If you wish to be issued a Balikbayan Visa upon your entry to the Philippines, and are the husband of the former Philippine Citizen, it is advisable to carry with you your Marriage Certificate, showing proof of your marriage and eligibility to be issued a Balikbayan Visa. The Immigration authorities will not always ask for a Marriage Certificate, but have been known to do so at times. Again, if you are the child of a former Philippine Citizen, it would be advisable to carry a copy of your birth certificate, again to prove your eligibility to be issued a Balikbayan Visa.

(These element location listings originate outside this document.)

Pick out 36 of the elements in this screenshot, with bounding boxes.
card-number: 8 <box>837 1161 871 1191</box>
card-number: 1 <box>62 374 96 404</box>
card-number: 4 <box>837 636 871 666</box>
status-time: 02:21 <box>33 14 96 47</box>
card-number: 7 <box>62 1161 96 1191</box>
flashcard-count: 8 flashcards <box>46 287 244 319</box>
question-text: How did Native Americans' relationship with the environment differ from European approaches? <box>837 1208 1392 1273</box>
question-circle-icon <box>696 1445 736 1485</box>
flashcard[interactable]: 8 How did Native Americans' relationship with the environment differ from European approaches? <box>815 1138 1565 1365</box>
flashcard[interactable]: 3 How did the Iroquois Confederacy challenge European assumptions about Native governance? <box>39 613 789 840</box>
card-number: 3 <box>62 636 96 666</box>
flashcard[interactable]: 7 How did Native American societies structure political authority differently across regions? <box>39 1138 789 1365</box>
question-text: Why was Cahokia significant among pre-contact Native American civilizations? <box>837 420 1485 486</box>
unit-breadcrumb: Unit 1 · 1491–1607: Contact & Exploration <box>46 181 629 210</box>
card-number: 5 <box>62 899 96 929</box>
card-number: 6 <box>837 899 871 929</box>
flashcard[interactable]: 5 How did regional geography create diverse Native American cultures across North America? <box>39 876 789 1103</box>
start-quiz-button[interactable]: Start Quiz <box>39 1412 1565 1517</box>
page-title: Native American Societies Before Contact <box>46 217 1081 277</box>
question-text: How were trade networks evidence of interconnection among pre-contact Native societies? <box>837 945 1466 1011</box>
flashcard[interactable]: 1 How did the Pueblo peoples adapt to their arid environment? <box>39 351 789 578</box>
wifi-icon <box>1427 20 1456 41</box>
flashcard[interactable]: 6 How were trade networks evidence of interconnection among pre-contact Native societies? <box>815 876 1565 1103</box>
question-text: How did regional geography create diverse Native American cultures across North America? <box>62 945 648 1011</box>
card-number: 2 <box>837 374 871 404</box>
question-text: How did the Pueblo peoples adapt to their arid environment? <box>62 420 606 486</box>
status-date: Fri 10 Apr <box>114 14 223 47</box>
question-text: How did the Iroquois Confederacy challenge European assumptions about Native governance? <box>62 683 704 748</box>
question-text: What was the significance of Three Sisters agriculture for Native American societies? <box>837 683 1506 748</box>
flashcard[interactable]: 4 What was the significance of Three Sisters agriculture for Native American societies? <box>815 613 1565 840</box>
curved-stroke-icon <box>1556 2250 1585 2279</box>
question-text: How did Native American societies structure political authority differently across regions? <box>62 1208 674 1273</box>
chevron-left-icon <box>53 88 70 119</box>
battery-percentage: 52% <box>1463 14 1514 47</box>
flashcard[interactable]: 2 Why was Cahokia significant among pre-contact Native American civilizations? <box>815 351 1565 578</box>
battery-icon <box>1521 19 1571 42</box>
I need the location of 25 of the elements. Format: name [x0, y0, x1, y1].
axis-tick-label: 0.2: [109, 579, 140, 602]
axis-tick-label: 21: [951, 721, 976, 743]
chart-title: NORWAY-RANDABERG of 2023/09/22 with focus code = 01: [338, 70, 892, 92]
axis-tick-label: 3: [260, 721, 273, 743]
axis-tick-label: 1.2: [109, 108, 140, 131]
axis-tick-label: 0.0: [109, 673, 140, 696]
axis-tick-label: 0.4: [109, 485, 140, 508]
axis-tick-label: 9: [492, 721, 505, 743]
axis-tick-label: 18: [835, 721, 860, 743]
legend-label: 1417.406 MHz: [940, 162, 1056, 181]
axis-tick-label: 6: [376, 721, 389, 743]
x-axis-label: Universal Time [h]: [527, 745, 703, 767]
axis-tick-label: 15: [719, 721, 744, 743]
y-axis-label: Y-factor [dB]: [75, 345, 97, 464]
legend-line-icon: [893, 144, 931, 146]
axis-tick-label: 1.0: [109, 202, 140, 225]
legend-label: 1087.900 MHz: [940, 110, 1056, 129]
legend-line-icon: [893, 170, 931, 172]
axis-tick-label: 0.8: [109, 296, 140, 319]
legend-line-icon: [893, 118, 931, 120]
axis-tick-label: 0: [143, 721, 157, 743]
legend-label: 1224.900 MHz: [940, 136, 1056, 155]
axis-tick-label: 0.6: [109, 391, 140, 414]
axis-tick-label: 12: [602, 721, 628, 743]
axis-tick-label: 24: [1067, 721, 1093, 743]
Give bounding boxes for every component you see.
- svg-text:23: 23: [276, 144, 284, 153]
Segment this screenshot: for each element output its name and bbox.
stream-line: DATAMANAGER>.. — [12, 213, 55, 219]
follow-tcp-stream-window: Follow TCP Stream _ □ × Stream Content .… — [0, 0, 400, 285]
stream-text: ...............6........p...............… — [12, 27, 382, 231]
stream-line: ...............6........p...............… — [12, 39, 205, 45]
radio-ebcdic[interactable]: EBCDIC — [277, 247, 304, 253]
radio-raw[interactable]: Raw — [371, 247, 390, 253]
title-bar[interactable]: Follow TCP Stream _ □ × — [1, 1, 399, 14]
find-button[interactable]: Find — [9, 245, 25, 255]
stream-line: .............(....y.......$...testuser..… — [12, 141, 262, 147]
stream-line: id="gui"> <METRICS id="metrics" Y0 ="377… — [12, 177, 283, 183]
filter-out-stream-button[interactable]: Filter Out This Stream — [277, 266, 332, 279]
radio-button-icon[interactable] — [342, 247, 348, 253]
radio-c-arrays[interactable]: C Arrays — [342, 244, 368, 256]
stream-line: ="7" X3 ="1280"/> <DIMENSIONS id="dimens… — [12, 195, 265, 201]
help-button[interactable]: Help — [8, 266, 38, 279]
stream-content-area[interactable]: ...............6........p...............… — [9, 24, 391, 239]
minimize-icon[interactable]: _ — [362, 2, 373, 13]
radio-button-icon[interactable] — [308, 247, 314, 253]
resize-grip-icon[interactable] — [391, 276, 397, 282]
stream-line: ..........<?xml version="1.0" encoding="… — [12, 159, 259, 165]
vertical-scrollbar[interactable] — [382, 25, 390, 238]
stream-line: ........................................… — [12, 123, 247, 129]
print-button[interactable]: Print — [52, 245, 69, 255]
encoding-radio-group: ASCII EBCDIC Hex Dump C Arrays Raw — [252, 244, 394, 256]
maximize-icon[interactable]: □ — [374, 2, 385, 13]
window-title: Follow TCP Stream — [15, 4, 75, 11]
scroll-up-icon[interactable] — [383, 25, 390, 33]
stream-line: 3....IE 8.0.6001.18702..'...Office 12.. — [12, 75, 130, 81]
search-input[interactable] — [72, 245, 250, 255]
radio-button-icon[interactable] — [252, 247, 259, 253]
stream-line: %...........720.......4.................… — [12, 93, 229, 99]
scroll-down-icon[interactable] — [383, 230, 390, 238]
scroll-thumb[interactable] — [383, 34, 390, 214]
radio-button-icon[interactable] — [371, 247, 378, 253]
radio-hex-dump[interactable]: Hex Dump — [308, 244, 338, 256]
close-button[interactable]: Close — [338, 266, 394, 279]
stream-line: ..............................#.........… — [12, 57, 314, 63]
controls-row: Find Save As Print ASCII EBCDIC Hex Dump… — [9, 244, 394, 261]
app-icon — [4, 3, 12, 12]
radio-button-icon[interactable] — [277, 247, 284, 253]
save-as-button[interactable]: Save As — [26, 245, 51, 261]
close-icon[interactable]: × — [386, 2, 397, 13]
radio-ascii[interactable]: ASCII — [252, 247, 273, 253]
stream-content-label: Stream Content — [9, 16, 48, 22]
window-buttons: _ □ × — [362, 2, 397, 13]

If you are a former Philippine Citizen, having been naturalized in another country, you may want to consider re-acquiring your Philippine Citizenship through the Philippine Dual Citizenship law. By availing of the benefits of this law, you can be a citizen of both the country where you were naturalized and in the Philippines too. Once you re-acquire your Philippine Dual Citizenship you may stay in the Philippines for as long as you wish free of charge, and without the hassle of Visa renewals.